Essa é uma descrição talvez caricatural, e desconsidera sujeitos oriundos de outras classes sociais, mas os diversos elementos descrevem, pelo menos em partes, a vida da maior parte da população. Marx destacava que o capital não tem “a mínima consideração pela saúde e duração da vida do trabalhador, a menos que seja forçado pela sociedade a ter essa consideração”.[iii] Soma-se a isso uma realidade em que as relações pessoais são afetadas pelos problemas sociais e, portanto, paixões e amores acabam não encontrando a satisfação que se espera de uma vida em comum. O que se pode concluir é que o viver em sociedade é marcado por sofrimentos e desilusões e que, ao longo da nossa trajetória, precisamos desenvolver uma espécie de casca – ou uma couraça – para que consigamos estar nesse mundo tão cheio de tragédias.

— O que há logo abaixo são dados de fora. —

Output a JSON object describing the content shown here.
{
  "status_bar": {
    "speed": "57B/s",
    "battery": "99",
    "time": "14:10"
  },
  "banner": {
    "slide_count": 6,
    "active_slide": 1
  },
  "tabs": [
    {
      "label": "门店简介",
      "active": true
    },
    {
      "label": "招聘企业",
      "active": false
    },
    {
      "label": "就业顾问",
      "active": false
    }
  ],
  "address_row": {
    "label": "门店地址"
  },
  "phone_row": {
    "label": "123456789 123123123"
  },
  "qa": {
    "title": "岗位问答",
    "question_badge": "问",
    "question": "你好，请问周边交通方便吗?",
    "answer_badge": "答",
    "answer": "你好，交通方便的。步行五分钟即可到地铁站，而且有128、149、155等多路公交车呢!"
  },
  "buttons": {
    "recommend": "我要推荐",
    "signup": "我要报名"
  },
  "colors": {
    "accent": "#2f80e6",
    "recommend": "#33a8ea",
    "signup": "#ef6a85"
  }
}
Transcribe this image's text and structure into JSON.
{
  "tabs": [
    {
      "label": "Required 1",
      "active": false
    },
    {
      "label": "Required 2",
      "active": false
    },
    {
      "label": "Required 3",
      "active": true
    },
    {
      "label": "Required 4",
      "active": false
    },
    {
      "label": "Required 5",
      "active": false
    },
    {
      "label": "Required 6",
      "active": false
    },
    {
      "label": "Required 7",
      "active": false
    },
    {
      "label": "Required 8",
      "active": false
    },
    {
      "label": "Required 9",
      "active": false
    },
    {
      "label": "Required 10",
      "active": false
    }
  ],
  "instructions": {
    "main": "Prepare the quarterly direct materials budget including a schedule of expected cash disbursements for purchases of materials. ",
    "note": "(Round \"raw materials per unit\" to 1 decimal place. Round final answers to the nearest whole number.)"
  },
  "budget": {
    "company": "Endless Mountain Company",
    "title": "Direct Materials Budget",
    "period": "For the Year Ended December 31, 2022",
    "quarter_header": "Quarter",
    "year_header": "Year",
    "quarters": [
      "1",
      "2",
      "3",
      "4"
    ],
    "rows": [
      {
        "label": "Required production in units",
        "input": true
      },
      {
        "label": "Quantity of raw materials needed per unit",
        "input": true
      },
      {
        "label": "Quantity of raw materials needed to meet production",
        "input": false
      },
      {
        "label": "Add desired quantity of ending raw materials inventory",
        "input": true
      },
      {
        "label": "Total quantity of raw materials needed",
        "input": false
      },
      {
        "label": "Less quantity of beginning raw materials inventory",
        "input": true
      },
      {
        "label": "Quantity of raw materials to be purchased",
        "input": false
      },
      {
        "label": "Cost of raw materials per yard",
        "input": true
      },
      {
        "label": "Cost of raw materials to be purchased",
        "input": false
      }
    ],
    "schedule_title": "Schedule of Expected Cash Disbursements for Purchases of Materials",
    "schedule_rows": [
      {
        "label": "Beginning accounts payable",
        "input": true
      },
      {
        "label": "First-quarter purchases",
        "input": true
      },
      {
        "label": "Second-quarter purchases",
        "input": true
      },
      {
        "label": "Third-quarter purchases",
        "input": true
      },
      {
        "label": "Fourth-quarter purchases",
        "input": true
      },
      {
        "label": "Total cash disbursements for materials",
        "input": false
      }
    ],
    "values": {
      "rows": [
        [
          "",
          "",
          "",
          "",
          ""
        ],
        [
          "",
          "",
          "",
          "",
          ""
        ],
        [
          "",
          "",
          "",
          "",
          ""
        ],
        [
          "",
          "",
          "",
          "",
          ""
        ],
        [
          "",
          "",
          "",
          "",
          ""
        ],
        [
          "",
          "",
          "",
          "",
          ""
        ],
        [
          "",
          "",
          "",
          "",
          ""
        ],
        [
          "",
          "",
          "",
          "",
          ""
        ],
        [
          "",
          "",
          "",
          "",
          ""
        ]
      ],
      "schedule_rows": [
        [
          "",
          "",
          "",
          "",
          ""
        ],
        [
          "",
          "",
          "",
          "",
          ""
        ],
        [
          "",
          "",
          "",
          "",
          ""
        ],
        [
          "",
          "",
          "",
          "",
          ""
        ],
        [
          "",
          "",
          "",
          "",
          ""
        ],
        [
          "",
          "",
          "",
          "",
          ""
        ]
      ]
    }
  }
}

Portanto, se uma pessoa chega ao limite de tentar tirar a própria vida, não significa apenas uma escolha ou ação pessoal, mas a expressão do esgotamento diante de uma realidade opressora, exploradora e cheia de dores e adoecimento. O suicídio muitas vezes está associado à depressão. Sabe-se que, diante da depressão, “o sujeito interpreta adversidades como sinal e permissão para a desistência. Os triunfos são sentidos como derrotas e as realizações, como sinais de insuficiência”.[iv]
Portanto, talvez o que se esteja precisando não é apenas de uma campanha centrada na ideia de “falar é a melhor solução”, slogan do Setembro Amarelo, mas da melhoria de políticas públicas referentes à saúde mental, voltadas para o conjunto da população e não apenas para os “doentes”. O que se precisa é de uma política cultural capaz de mostrar que a saúde mental não se resume apenas aos “loucos”, mas se materializar em ações que visam o conjunto da população, especialmente aquela afetada pela miséria social com a qual se confronta todos os dias.
Deve-se superar o capitalismo, garantindo um mundo melhor para todos, e, ainda que não se possa prometer na nova sociedade o fim do sofrimento e do mal-estar, que pelo menos se garanta a todos a sua diminuição e um acolhimento adequado em situações extremas.
*Michel Goulart da Silva é doutor em história pela Universidade Federal de Santa Catarina (UFSC) e técnico-administrativo no Instituto Federal Catarinense (IFC).
Notas
[i] DUNKER, Christian. A hipótese depressiva. In: Neoliberalismo como gestão do sofrimento psíquico. São Paulo: Autêntica, 2021, p. 190.
[ii] MARX, Karl. Sobre o suicídio. São Paulo: Boitempo, 2006, p. 24.
[iii] MARX, Karl. O capital: crítica da economia política. São Paulo: Boitempo, 2013, p. 342.
[iv] DUNKER, Christian. Reinvenção da intimidade: políticas do sofrimento cotidiano. São Paulo: Ubu, 2017, p. 225.